Some of my earliest exposures to classical music were through Looney Tunes, such as The Barber [Rabbit] of Seville, by Rossini. If you have ever watched the animated cartoon show called Powerpuff Girls, you may have been introduced to Sara Bellum. She is a brainy character, naturally. Let me introduce you to Ms. Bellum’s namesake, the cerebellum.
The cerebellum is a part of the brain located at the base of the skull. It coordinates movements, especially unconscious movements like standing or sitting upright. It operates on an unconscious level, so that once you decide to hop over a puddle while carrying a bag of groceries, your cerebellum coordinates all the muscles needed to perform this act. Until recently, we thought the cerebellum was kind of like a “dumb jock,” only suitable for physical tasks.
Of course, science presses onward, regardless of whether we think we know all the answers. In 1979, we learned that although the cerebellum accounts for 10% of total brain mass, it contains more than half the brain’s neurons. Each neuron (nerve cell) in the cerebellum talks to 150,000-500,000 other neurons. The cerebellum is our movement specialist that relays information about muscles and joints to other parts of the brain.

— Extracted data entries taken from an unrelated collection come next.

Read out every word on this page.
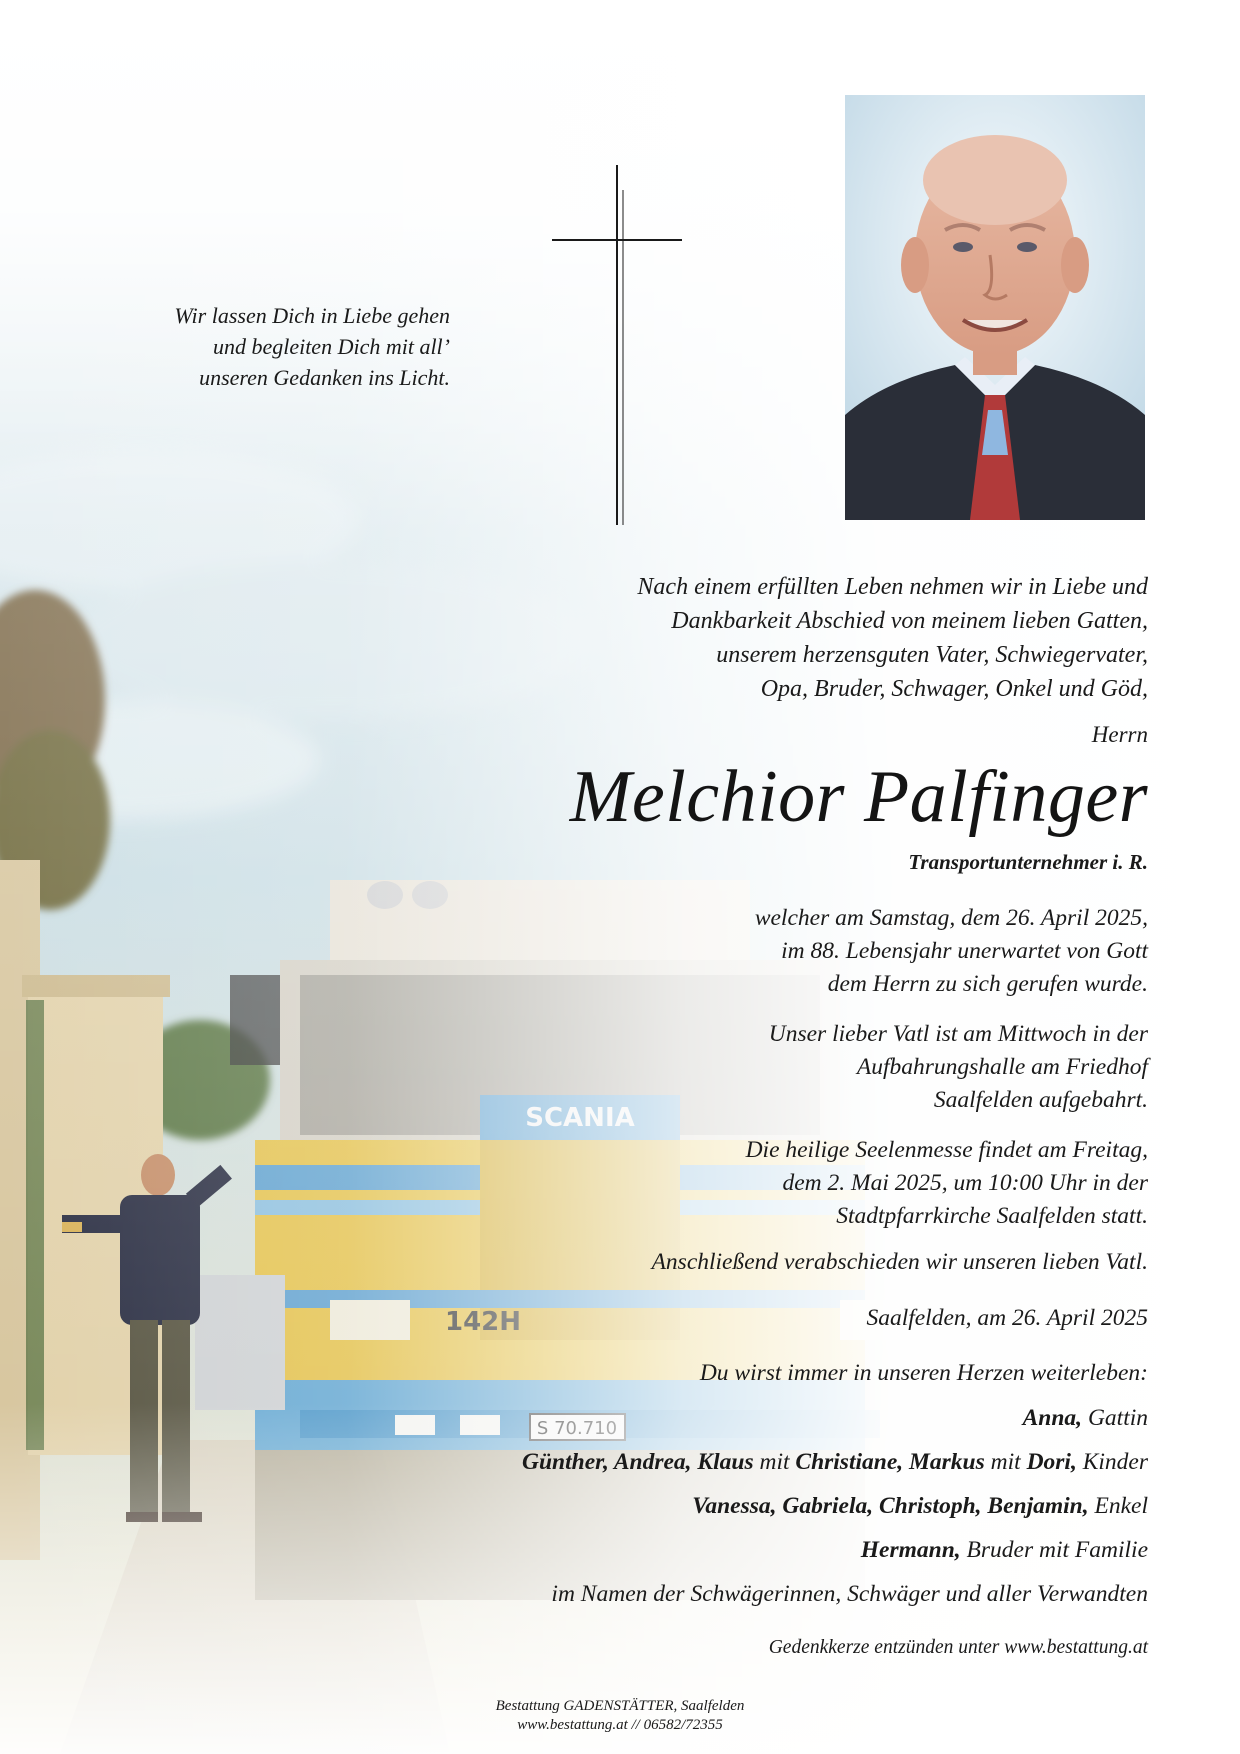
Wir lassen Dich in Liebe gehen
und begleiten Dich mit all’
unseren Gedanken ins Licht.
Nach einem erfüllten Leben nehmen wir in Liebe und
Dankbarkeit Abschied von meinem lieben Gatten,
unserem herzensguten Vater, Schwiegervater,
Opa, Bruder, Schwager, Onkel und Göd,
Herrn
Melchior Palfinger
Transportunternehmer i. R.
welcher am Samstag, dem 26. April 2025,
im 88. Lebensjahr unerwartet von Gott
dem Herrn zu sich gerufen wurde.
Unser lieber Vatl ist am Mittwoch in der
Aufbahrungshalle am Friedhof
Saalfelden aufgebahrt.
Die heilige Seelenmesse findet am Freitag,
dem 2. Mai 2025, um 10:00 Uhr in der
Stadtpfarrkirche Saalfelden statt.
Anschließend verabschieden wir unseren lieben Vatl.
Saalfelden, am 26. April 2025
Du wirst immer in unseren Herzen weiterleben:
Anna, Gattin
Günther, Andrea, Klaus mit Christiane, Markus mit Dori, Kinder
Vanessa, Gabriela, Christoph, Benjamin, Enkel
Hermann, Bruder mit Familie
im Namen der Schwägerinnen, Schwäger und aller Verwandten
Gedenkkerze entzünden unter www.bestattung.at
Bestattung GADENSTÄTTER, Saalfelden
www.bestattung.at // 06582/72355
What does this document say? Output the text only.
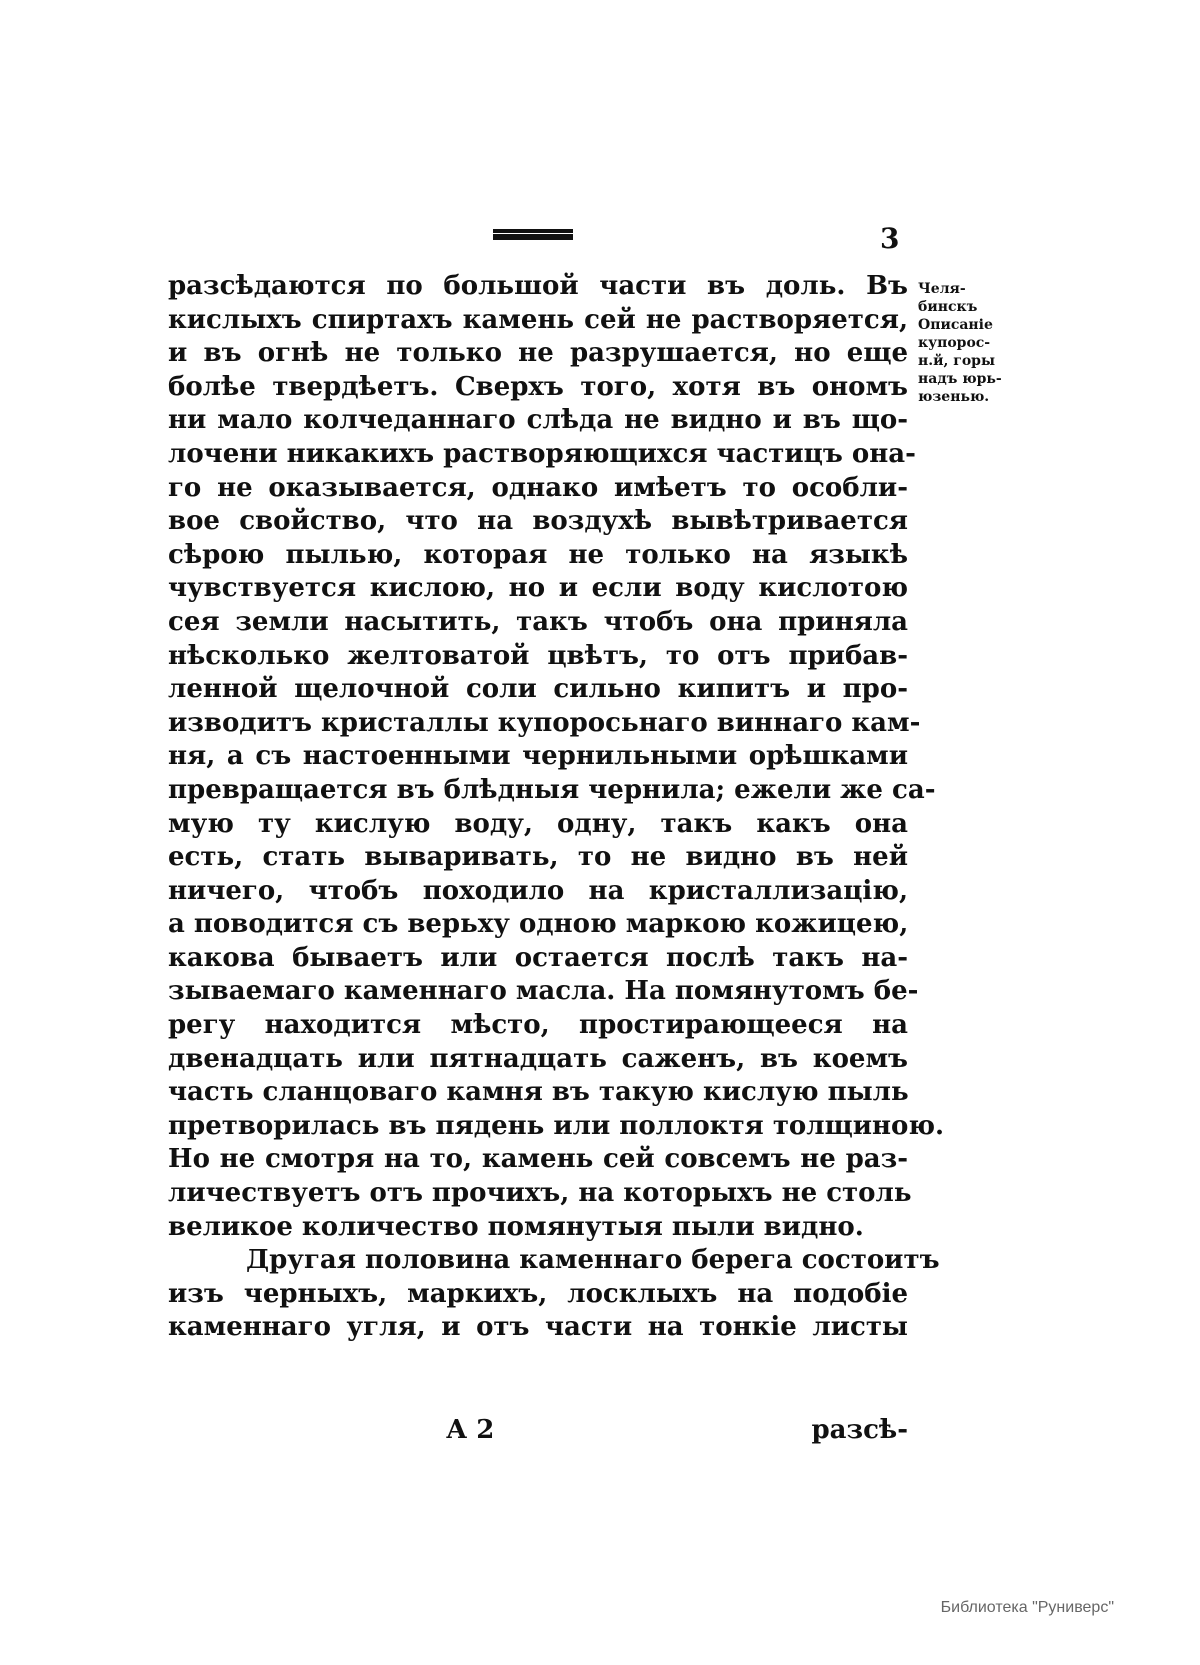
3
Челя-
бинскъ
Описанiе
купорос-
н.й, горы
надъ юрь-
юзенью.
разсѣдаются по большой части въ доль. Въ
кислыхъ спиртахъ камень сей не растворяется,
и въ огнѣ не только не разрушается, но еще
болѣе твердѣетъ. Сверхъ того, хотя въ ономъ
ни мало колчеданнаго слѣда не видно и въ що-
лочени никакихъ растворяющихся частицъ она-
го не оказывается, однако имѣетъ то особли-
вое свойство, что на воздухѣ вывѣтривается
сѣрою пылью, которая не только на языкѣ
чувствуется кислою, но и если воду кислотою
сея земли насытить, такъ чтобъ она приняла
нѣсколько желтоватой цвѣтъ, то отъ прибав-
ленной щелочной соли сильно кипитъ и про-
изводитъ кристаллы купоросьнаго виннаго кам-
ня, а съ настоенными чернильными орѣшками
превращается въ блѣдныя чернила; ежели же са-
мую ту кислую воду, одну, такъ какъ она
есть, стать вываривать, то не видно въ ней
ничего, чтобъ походило на кристаллизацiю,
а поводится съ верьху одною маркою кожицею,
какова бываетъ или остается послѣ такъ на-
зываемаго каменнаго масла. На помянутомъ бе-
регу находится мѣсто, простирающееся на
двенадцать или пятнадцать саженъ, въ коемъ
часть сланцоваго камня въ такую кислую пыль
претворилась въ пядень или поллоктя толщиною.
Но не смотря на то, камень сей совсемъ не раз-
личествуетъ отъ прочихъ, на которыхъ не столь
великое количество помянутыя пыли видно.
Другая половина каменнаго берега состоитъ
изъ черныхъ, маркихъ, лосклыхъ на подобiе
каменнаго угля, и отъ части на тонкiе листы
А 2	разсѣ-
Библиотека "Руниверс"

In the past 30 years, we have discovered that the cerebellum also plays a key role in organ function, memory, learning, and emotions. Remember that the main input to the cerebellum is signals of movement and physical activity. What does that mean? Movement is a necessary nutrient for the brain. Conversely, a lack of movement to the brain is interpreted as a sign of injury. Injury, of course, leads to inflammation and increases in stress hormone output. We know that chronic inflammation and elevated stress hormones accelerate the aging process, and most people want to know how to age as slowly as possible.
Among elderly people, we have documented the positive effects of exercise on brain health. We’re also learning that proper movement of all joints is critical for children’s brain development. Consider that 65 percent of brain development occurs in the first year of life. The primary way a baby learns about the world is by physically interacting with it. Since the brain is primarily fed by movement, it is critical that all babies are moving well, in all joints, during their first year of life. Ear infections, colic, torticollis, and preference for one-sided breastfeeding are all early signs that an infant’s spine is not moving well.
At any stage of life, movement is a necessary nutrient for the brain. Maintain a healthy spine and nervous system, for life!